Dans plusieurs cas de grossesse tardive, la future maman est également exposée à tout un ensemble de complications spécifiques : diabète gestationnel, hypertension artérielle, dysfonctionnements thyroïdiens, troubles cardiaques, métrorragies (des hémorragies d'origine utérine) lors du troisième trimestre.

Malgré les progrès récents dans la prise en charge obstétricale, la proportion d'enfants mort-nés augmente aussi avec l'âge de la mère : elle est de 0,8 % à 30-34 ans, de 1,6 % à 40-44 ans et passe à 4,1 % à partir de 45 ans. Le risque de mettre au monde un enfant prématuré est aussi plus élevé à 40 ans qu'à 30 ans.

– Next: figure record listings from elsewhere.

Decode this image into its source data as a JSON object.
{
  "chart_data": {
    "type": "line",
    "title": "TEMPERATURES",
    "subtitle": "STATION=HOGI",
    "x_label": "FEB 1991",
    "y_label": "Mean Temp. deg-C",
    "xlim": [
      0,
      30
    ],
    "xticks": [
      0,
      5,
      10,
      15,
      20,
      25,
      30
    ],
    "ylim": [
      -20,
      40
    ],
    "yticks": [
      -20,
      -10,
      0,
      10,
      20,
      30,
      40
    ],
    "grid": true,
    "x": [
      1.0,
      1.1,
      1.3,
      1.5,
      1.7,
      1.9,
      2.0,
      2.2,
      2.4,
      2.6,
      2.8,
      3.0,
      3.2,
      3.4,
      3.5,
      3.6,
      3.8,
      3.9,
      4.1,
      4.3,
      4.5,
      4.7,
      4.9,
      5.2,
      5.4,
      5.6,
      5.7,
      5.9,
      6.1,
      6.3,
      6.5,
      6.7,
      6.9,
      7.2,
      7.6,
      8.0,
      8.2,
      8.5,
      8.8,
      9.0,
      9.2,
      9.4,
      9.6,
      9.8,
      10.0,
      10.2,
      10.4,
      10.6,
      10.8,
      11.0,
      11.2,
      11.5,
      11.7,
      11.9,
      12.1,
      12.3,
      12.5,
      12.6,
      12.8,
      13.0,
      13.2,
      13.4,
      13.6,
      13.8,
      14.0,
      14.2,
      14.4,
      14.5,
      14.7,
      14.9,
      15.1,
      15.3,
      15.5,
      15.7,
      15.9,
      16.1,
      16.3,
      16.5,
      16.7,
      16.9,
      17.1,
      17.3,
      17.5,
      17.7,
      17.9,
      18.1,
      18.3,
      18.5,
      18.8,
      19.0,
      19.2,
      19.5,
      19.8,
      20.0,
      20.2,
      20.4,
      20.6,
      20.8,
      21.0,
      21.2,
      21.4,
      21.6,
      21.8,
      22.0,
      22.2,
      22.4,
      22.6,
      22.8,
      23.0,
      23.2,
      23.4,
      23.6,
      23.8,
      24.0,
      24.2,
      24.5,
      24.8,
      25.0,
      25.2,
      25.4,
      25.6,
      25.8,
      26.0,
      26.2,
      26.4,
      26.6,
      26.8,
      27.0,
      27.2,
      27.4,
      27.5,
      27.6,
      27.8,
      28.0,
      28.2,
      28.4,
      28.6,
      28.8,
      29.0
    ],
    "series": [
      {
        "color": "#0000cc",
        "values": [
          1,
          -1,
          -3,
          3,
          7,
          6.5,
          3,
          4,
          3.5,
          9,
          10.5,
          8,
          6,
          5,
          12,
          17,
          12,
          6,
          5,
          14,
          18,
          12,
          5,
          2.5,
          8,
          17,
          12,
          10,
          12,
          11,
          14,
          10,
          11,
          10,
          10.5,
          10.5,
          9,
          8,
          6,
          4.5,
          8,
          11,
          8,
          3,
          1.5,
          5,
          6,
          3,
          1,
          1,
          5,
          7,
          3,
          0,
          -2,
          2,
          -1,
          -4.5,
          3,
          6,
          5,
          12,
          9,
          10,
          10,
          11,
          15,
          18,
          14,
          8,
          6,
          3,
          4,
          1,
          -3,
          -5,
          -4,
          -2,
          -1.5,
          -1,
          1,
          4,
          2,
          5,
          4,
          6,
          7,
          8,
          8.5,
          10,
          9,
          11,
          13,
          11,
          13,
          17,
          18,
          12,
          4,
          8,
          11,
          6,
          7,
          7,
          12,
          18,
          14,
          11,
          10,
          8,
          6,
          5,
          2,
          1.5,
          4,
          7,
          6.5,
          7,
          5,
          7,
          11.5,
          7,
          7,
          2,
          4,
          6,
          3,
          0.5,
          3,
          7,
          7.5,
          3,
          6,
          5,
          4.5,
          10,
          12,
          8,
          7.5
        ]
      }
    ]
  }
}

Au-delà des dangers pour la santé de la mère (ou de l'enfant), le risque majeur serait finalement... de ne pas avoir d'enfant : en effet, seulement un tiers des femmes de 40 ans qui souhaitent enfanter y parviennent. Alors que le succès est au rendez-vous pour 94 % des femmes de 30 ans. Comme le souligne le docteur Joëlle Belaisch-Allart, qui appartient au Collège national des gynécologues et obstétriciens français (CNGOF), « l'objectif n'est pas de culpabiliser les femmes, mais de les informer des risques ».

Source : interview du docteur Joëlle Belaisch-Allart (Sèvres).